History of Persian swords. Persian swords. Shamshir. Sword history.
In the first millennium BC the Persian armies used a sword that was originally of Scythian design called the Akinaka. However, the great conquests of the Persians made the sword more famous as a Persian weapon, to the extent that the true nature of the weapon has been lost somewhat as the name Akinaka has been used to refer to whichever form of sword the Persian army favoured at the time.
It is widely believed that the original Akinaka was a 14 to 18 inch double-edged longsword. The design was not uniform and in fact identification is made more on the nature of the scabbard than the weapon itself; the scabbard usually has a large, decorative mount allowing it to be suspended from a belt on the wearer’s right side. Because of this, it is assumed that the sword was intended to be drawn with the blade pointing downwards ready for surprise stabbing attacks.

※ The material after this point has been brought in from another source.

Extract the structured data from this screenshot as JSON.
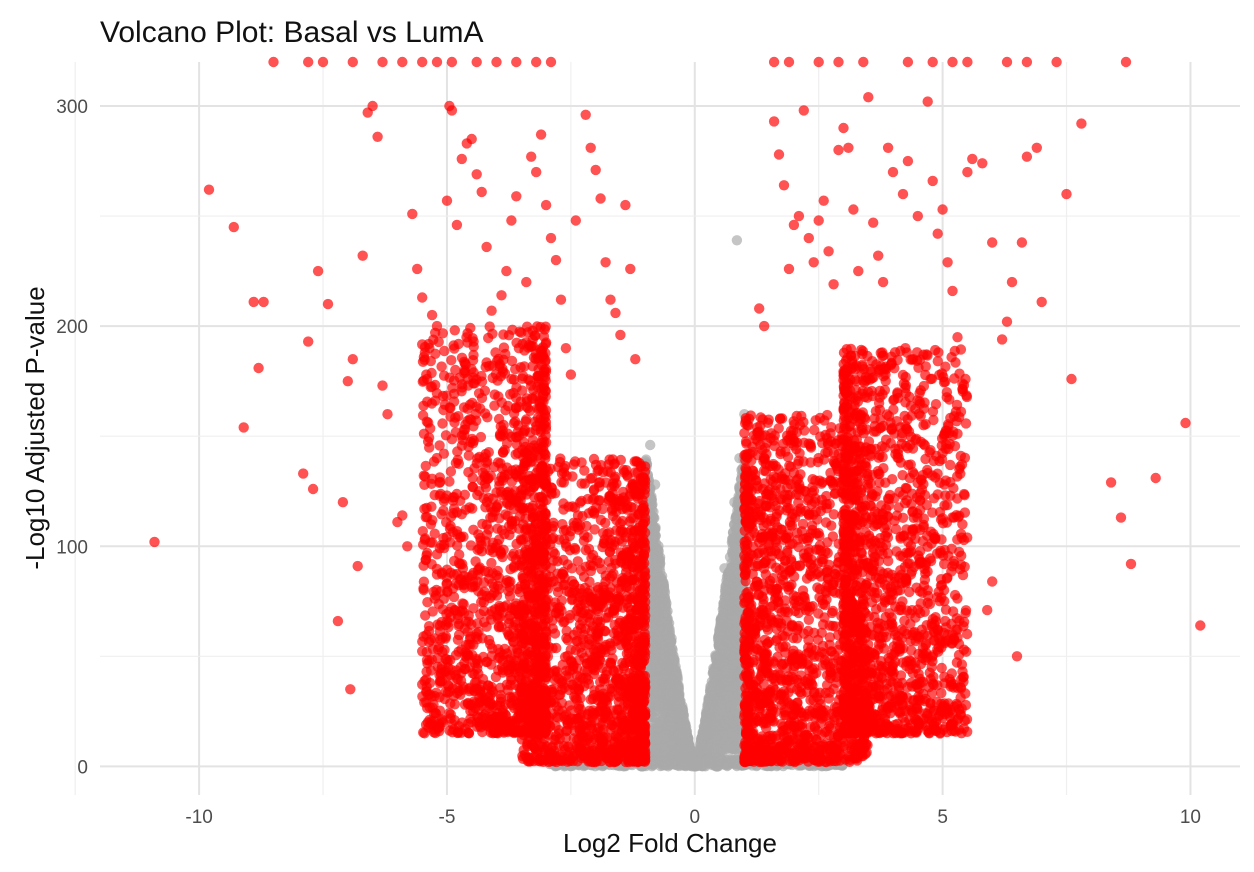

With the expansion of the Turkish people to the shores of the Mediterranean, the curved scimitar design became more prevalent and the Akinaka was replaced with the much longer Shamshir. This weapon had only a single cutting edge and was curved to such a degree that, though the tip was pointed, actually thrusting with the weapon was wildly inaccurate. The adoption of the Shamshir demonstrated a shift in warfare from infantry formations to swift cavalry charges, where the scimitar design was greatly advantageous.